Measure will improve prosecution of crimes against children

OLYMPIA – A bill making it easier to prosecute human trafficking crimes against children was approved by the Washington State House Wednesday and sent to the governor’s office to be signed into law.

Senate Bill 5885, sponsored by Sen. Mike Padden, R-Spokane Valley, allows out-of-court statements from children to be used in the prosecution of human trafficking cases. The measure applies to children under age 16.

The idea is to spare children the trauma of testifying in open court about these particularly troubling cases, Padden explained. Many have suffered sexual abuse and other injury. In some cases, these children have been sold into sexual slavery by their own relatives.
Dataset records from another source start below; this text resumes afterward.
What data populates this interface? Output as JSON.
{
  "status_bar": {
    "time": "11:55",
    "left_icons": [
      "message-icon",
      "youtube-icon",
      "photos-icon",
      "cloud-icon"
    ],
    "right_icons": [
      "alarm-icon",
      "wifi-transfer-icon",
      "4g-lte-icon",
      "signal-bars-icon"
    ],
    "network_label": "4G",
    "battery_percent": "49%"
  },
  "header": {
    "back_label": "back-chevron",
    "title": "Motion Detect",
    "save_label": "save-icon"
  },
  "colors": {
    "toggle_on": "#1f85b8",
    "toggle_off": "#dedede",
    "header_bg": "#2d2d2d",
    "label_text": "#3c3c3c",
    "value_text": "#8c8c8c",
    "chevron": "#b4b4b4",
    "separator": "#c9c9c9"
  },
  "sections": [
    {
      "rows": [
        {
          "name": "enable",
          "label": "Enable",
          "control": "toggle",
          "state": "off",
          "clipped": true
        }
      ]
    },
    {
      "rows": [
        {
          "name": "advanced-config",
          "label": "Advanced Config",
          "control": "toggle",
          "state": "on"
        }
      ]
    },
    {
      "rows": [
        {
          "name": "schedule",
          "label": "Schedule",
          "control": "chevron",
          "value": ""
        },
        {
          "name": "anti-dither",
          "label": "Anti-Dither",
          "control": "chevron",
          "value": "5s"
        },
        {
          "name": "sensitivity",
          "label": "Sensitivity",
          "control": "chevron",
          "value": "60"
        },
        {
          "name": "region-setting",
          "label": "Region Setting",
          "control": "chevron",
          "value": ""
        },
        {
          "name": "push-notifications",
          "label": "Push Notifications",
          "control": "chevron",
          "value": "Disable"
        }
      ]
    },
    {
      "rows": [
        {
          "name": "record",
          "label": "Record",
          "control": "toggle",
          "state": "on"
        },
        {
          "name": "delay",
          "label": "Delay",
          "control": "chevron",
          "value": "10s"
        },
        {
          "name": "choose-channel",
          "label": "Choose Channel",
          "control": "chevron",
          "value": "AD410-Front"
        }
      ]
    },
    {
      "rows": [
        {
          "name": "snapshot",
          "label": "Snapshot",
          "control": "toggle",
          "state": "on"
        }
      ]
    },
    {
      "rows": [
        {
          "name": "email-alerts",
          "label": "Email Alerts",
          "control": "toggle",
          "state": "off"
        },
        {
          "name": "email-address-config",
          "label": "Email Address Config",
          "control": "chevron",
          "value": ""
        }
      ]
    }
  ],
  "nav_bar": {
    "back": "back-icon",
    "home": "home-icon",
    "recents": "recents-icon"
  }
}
“In many cases, we reopen the wound by forcing children to testify in open court about these genuinely awful cases of abuse,” Padden said. “A sworn statement ought to be sufficient. We already grant an exception to the ‘hearsay rule’ in many court cases involving children 10 years old or younger. But it is somewhat older children who are more likely to be victimized by human trafficking. Their out-of-court statements should be admissible as well.”

The measure passed the Senate March 11 by a vote of 48-0. The House vote also was unanimous, 95-0.

During committee hearings, the measure received strong support from the Washington Association of Prosecuting Attorneys, and from Shared Hope International, a non-profit organization urging stronger laws against human trafficking.

“We are thrilled to see the Washington legislature create innovative and meaningful courtroom protections for child survivors of sex trafficking and commercial sexual exploitation,” said Linda Smith, founder and president of Shared Hope and a former congresswoman from Southwest Washington.

“We have been honored to work closely with Senator Padden for many years, and thanks to his continued leadership on this issue, the state is now equipped to provide a more child and survivor-centered response to children who participate in prosecutions against their perpetrators.”